On Tue, Jan 27, 2009 at 1:06 PM, Peder Hedlund <peder(a)musikhuset.org> wrote:
Quoting Ken Restivo <ken(a)restivo.org>rg>:
And here is the next installment in the saga of
trying to get Ingo
RT going on my Asus EEE.
I successfully built and ran the 2.6.26.8-rt12 with the alsa_seq
patch. It ran.
The problem is that neither the Ethernet (atl1e) or wireless
(rt2860sta) work. So I pretty much had to reboot back out of it
immediately.
I've been running the standard kernel from openSUSE 11.0 on my Athlon
2000+ and can get down to at least 5.3ms latency on an Audiophile 2496
using the limits.conf "trick".
limits.conf is just to give users access to realtime capabilities. As
I understand it, the rt patch makes changes to the kernel to give
lower realtime speeds through alterations in the way preemption is
handled (my very non-technical understanding). So, they are doing
different things.
That being said, I agree, for normal hobbyist computer music, I have
found a standard debian kernel to give perfectly adequate performance
(of course as long as the user has access to realtime capabilities).

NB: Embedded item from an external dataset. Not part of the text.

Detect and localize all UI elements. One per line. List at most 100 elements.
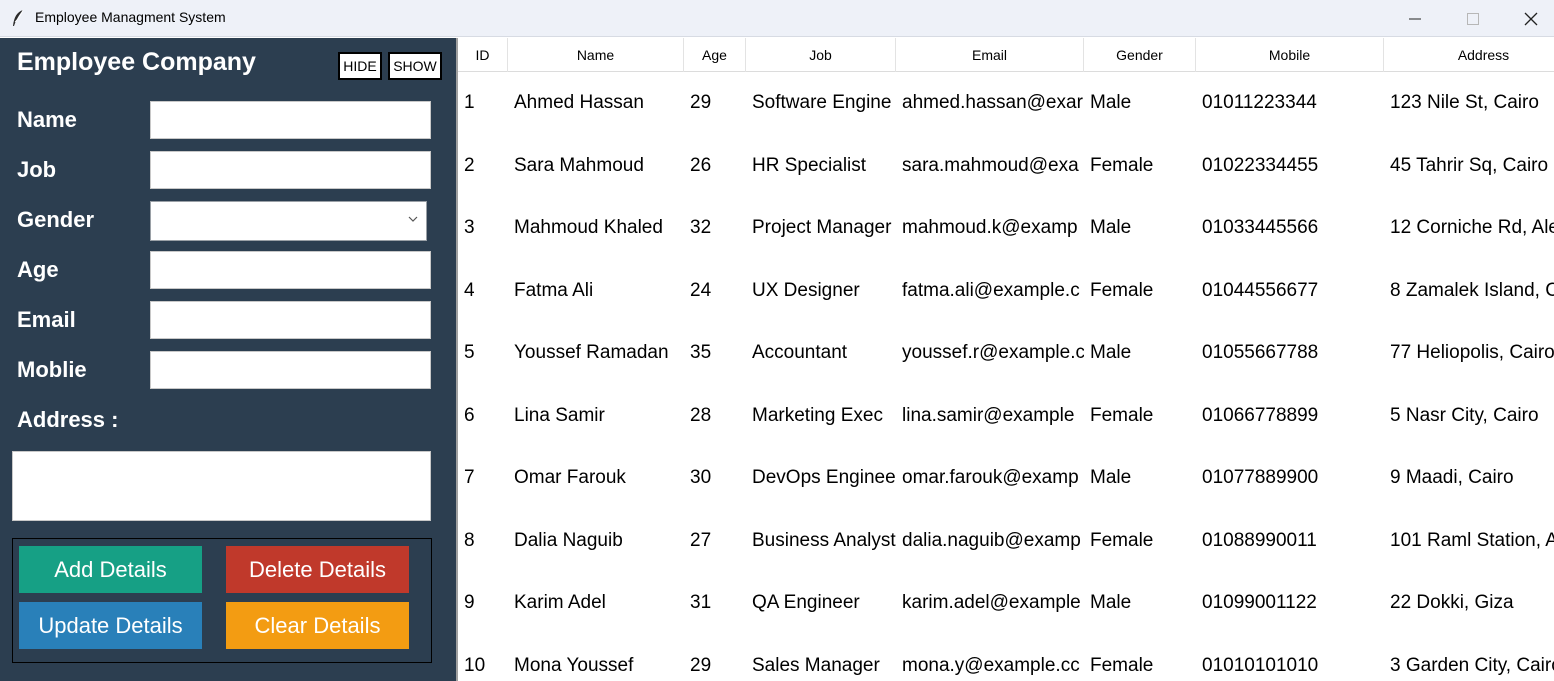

I think it is possible to get a bit obsessional about getting the
lowest possible latency. IIRC I think I read that standard hardware
midi keyboards have a latency of around 10ms, and mechanical organs
can have even more latency?? So, I think it is more a matter of
technique.
With live recording, having a "blip" marker (very technical!! LOL) at
the beginning of each track to line up each recorded track post-hoc
seems to help too, even with very long latencies.